In jedem Fall ist eine echte Zauberin an Bord, denn Circe ist Ulysses nachgereist in seinen Heimathafen Ithaka. Obwohl sie „eigentlich“ nur eine Liebelei während der großen Irrfahrt war. Aber sie kann und will nicht loslassen. Die Sopranistin Dora Pavlíková gibt in Schwetzingen theaterraumgreifend die Frau mit Glitzerkleid und Dekolleté, die manchmal, wenn sie eine ihrer Rachearien anstimmt, eine frühe Königin der Nacht ist. Doch vor allem Opfer ihrer eigenen Gefühle wird.

Nicola Raab, die kluge Regisseurin, zieht mit Madeleine Boyd - sie ist für Bühne und Kostüme zuständig - zum scheinbaren Kontrast Penelope das weiße Kleid der Tugend an. Und Jutta Böhnert singt auch ausgesprochen anrührend vom „Süßen Ursprung meiner Ruh’“ und sucht die Waldes-Einsamkeit. Aber im Grunde ist sie Circes Schwester. Raab erzählt mit psychologischer Finesse eine durchaus heutige Geschichte: Was passiert, wenn sich der Mann, der nur kurz Zigaretten holen wollte, bis auf Weiteres verabschiedet? Was macht das mit einer Beziehung?

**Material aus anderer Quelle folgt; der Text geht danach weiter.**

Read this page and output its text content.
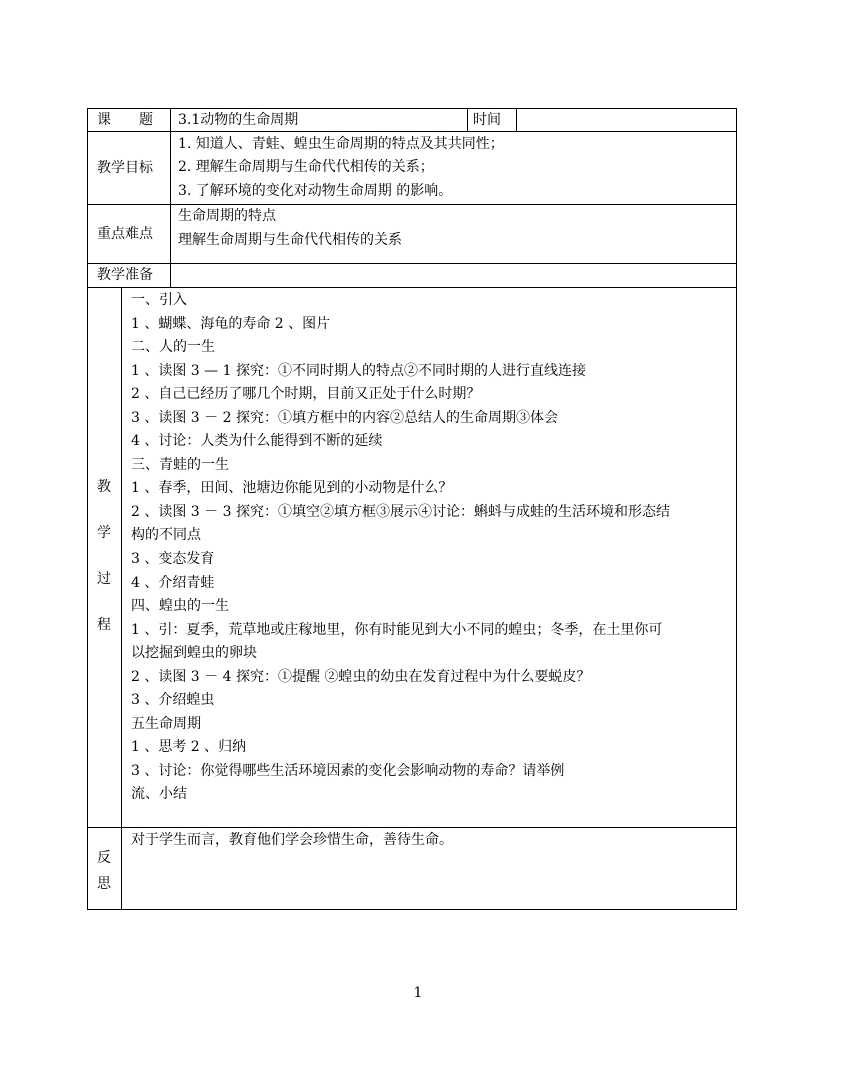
课　　题 3.1动物的生命周期	时间
教学目标
1. 知道人、青蛙、蝗虫生命周期的特点及其共同性；
2. 理解生命周期与生命代代相传的关系；
3. 了解环境的变化对动物生命周期 的影响。
重点难点
生命周期的特点
理解生命周期与生命代代相传的关系
教学准备
教
学
过
程
一、引入
1 、蝴蝶、海龟的寿命 2 、图片
二、人的一生
1 、读图 3 — 1 探究：①不同时期人的特点②不同时期的人进行直线连接
2 、自己已经历了哪几个时期，目前又正处于什么时期？
3 、读图 3 － 2 探究：①填方框中的内容②总结人的生命周期③体会
4 、讨论：人类为什么能得到不断的延续
三、青蛙的一生
1 、春季，田间、池塘边你能见到的小动物是什么？
2 、读图 3 － 3 探究：①填空②填方框③展示④讨论：蝌蚪与成蛙的生活环境和形态结
构的不同点
3 、变态发育
4 、介绍青蛙
四、蝗虫的一生
1 、引：夏季，荒草地或庄稼地里，你有时能见到大小不同的蝗虫；冬季，在土里你可
以挖掘到蝗虫的卵块
2 、读图 3 － 4 探究：①提醒 ②蝗虫的幼虫在发育过程中为什么要蜕皮？
3 、介绍蝗虫
五生命周期
1 、思考 2 、归纳
3 、讨论：你觉得哪些生活环境因素的变化会影响动物的寿命？请举例
流、小结
反
思
对于学生而言，教育他们学会珍惜生命，善待生命。
1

Ein Dichter, der die alte, neue Story nacherzählt

„So entstehen Mythen“, sagt dazu der Mann am Bühnenrand. Auch er ist für die Aufführung im Rokokotheater neu dazugekommen: ein Erzähler, dem die Heidelberger Opern-Co-Chefin Ulrike Schumann seine Texte aufgeschrieben hat. Klaus Brantzen spielt den Mann mit abgewetzter Weste. Er scheint nicht Homer zu sein. Aber ein Dichter, der die alte, neue Story (sehr kursorisch) nacherzählt und mit halb scharfer Zunge kommentiert: „Die Muse hat gepennt!“ Dieser Homer spinnt manchmal ja auch fast groteskes Seemannsgarn. Und Brantzen singt, mit dem Akkordeon in der Hand, gelegentlich ein Seemannslied dazu.

Ansonsten wird sehr ordentlich gesungen, die Ensemble-Leistung darf hervorgehoben werden. Insbesondere die junge, gletscherwasserklare Stimme von Theresa Immerz sticht nochmals heraus - sie gibt Cephalia, die Vertraute der Penelope. Auch das Orchester unter Clemens Flick, zu Anfang noch kurz angebunden und Affekt-gesteuert, findet sich in Keisers im „Ulysses“ häufig lyrische, bisweilen fast bukolische Musiksprache gut ein. Wovon etwa ein wunderschönes Flöten-Echo Zeugnis ablegt.

Und Ulysses selbst? Der Held, von Henryk Böhm sehr kultiviert gesungen, wirkt ein bisschen ausgelaugt. Die lange Zigarettenpause hat nicht allzu gut getan. Zurück in seiner Heimat-Bar, muss er sich erst mal einen großen Drink mixen. Gattin Penelope indessen reicht womöglich bald die Scheidung ein.